O tempo passa a correr ( todos sabemos de cor esta frase feita). O que é certo é que passa mesmo e outro Natal se passou. Mas este, foi um Natal diferente. Há quase tantos anos como aqueles que tem o meu filho mais velho, que não tinha um ” Natal completo ” . Sempre entre turnos, entre desgraças e  tristezas que não sendo minhas, me entraram pela porta da vida para que tivesse, também eu, um lugar dentro delas.

Não sei porque acontece mas eu gostava de saber qual o cruzamento cósmico que faz mais gente partir nesta altura. Provavelmente será apenas a nossa consciência que está mais virada para o bem, a felicidade e a paz, nesta altura,  e sempre nos entristece mais a partida, numa época em que seria suposto celebrármos a família. Ainda assim, acontece muito.
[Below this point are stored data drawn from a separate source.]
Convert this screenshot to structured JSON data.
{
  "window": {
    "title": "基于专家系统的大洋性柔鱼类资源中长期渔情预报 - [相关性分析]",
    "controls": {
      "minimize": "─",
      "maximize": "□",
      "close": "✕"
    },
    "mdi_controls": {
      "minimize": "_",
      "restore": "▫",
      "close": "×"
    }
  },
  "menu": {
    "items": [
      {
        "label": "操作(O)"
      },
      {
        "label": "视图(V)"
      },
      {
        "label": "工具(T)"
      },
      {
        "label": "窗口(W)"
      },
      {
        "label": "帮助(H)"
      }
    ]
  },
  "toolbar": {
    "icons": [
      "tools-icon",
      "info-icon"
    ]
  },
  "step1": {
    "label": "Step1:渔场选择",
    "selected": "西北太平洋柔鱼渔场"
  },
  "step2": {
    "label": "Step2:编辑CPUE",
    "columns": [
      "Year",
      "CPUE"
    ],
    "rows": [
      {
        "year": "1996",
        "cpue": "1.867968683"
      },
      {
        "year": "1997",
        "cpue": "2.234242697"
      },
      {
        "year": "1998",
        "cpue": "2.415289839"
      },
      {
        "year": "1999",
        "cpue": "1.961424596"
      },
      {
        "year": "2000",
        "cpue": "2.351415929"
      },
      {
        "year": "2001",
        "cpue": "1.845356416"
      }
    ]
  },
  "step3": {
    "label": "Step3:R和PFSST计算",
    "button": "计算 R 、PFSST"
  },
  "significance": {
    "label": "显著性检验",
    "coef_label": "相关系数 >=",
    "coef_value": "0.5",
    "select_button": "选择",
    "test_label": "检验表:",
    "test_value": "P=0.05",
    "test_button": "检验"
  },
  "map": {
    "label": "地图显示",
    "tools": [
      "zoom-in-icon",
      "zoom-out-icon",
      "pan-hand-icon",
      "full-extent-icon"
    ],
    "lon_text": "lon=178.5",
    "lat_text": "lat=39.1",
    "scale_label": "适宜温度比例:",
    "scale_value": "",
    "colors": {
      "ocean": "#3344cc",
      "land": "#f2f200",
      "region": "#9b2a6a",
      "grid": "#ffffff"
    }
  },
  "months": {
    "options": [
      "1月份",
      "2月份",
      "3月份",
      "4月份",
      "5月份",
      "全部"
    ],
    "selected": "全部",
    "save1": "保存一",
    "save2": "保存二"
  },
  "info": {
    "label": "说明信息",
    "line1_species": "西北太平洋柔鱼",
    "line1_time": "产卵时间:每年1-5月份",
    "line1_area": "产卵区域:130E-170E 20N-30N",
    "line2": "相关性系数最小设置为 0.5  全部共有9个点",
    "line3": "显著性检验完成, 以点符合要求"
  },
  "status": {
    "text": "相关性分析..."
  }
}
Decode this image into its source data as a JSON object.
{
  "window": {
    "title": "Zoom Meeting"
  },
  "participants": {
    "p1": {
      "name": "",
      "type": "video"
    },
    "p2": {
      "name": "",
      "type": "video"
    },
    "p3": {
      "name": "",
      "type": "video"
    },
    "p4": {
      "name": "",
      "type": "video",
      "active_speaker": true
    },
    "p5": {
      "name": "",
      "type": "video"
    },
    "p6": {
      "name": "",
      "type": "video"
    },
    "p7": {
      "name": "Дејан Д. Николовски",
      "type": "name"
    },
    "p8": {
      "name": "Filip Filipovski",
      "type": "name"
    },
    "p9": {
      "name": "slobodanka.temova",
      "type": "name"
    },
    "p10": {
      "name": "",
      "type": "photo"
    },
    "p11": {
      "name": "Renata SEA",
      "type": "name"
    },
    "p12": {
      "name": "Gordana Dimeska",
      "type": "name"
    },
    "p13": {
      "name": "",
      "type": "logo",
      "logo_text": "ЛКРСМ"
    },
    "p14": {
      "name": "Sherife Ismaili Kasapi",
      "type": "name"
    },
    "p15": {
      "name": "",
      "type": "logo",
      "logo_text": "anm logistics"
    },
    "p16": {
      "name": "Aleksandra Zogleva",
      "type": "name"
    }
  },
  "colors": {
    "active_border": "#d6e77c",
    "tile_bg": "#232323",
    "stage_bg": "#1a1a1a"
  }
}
Às vezes a fé ajuda a justificar e a manter a paz de espírito, qualquer que seja a fé.

Este Natal pude fazer parte da vida daqueles a quem chamo família e isso é um bem que pouca ou nenhuma descrição consegue ter. É o que é. Sentimo-nos sempre mais completos quando nos identificamos, quando fazemos parte, quando estamos lá. Isso não há dinheiro nenhum no mundo que pague. Não há nada que substitua a presença daqueles que a gente ama. Por mais que queiramos justificar, fica sempre a faltar uma parte de nós, quando não nos sentimos em casa. O amor é a mais bela parte de nós e sem ele nada do que por cá fazemos poderá ter algum sentido, sendo que esse amor pode materializar-se de muitas formas. É por isso que tenho orgulho em ser mãe, enfermeira, filha , irmã, tia, sobrinha, prima, amiga e todas as outras formas possíveis de distribuir um pouco de amor ao meu redor.

A vida é uma estrada enevoada que não nos mostra o lugar onde nos vai levar. E ainda bem!